The competitive backdrop helps explain why the maintainers see this as urgent. The ASR field has grown crowded with strong entrants: OpenAI's Whisper family remains a baseline, while NVIDIA has pushed Canary and Parakeet to the top of public rankings, AssemblyAI has promoted its Universal models, and a steady stream of open-weight releases from labs such as Mistral-affiliated efforts and Chinese research groups continue to claim incremental WER wins. When fractions of a percentage point determine bragging rights, the incentive to overfit to the leaderboard — even unconsciously — grows accordingly.

For practitioners choosing a model, a private evaluation track should make the rankings more trustworthy as a proxy for real-world deployment. For model providers, however, it introduces logistical friction. Submitting to a private benchmark typically requires handing over model weights or, at minimum, an inference container that the maintainers can run on held-out audio. That is straightforward for open-weight releases but awkward for closed commercial APIs, which may need bespoke arrangements or rate-limited endpoints. How the leaderboard handles proprietary systems — and whether vendors such as Deepgram, AssemblyAI, Google, or Microsoft will participate on equal footing — is likely to shape its long-term credibility.

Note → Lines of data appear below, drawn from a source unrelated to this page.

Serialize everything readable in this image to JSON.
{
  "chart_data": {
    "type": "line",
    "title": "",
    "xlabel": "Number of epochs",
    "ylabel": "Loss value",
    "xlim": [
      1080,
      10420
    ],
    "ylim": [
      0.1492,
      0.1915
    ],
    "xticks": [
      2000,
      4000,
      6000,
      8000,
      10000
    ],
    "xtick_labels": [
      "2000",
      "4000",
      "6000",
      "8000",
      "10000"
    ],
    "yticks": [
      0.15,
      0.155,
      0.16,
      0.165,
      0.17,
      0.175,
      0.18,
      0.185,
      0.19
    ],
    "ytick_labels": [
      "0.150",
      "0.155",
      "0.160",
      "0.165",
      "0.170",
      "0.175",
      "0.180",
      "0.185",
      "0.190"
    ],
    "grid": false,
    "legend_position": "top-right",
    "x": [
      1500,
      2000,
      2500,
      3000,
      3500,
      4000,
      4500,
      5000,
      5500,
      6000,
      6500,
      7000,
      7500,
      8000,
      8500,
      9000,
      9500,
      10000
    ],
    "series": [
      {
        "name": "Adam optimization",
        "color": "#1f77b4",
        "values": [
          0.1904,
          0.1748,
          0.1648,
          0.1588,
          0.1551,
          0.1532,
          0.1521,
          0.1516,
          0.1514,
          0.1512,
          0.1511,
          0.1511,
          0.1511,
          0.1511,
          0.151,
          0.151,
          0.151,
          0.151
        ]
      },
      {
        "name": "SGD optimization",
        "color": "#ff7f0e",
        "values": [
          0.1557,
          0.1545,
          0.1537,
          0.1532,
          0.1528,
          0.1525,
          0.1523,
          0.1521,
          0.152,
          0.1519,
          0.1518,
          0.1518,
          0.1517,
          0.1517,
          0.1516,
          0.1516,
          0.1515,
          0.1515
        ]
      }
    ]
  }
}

There are also open methodological questions. A single private set can itself become stale or biased toward particular acoustic conditions, and rotating it periodically introduces its own comparability problems. The maintainers will need to balance freshness, domain coverage (telephony, broadcast, conversational, accented speech) and reproducibility. Even so, the direction of travel is clear: as foundation models absorb more of the open web, evaluation infrastructure has to move in the opposite direction, holding back data the models cannot have seen. The Open ASR Leaderboard's update brings speech recognition in line with that emerging norm, and may pressure other audio benchmarks to follow.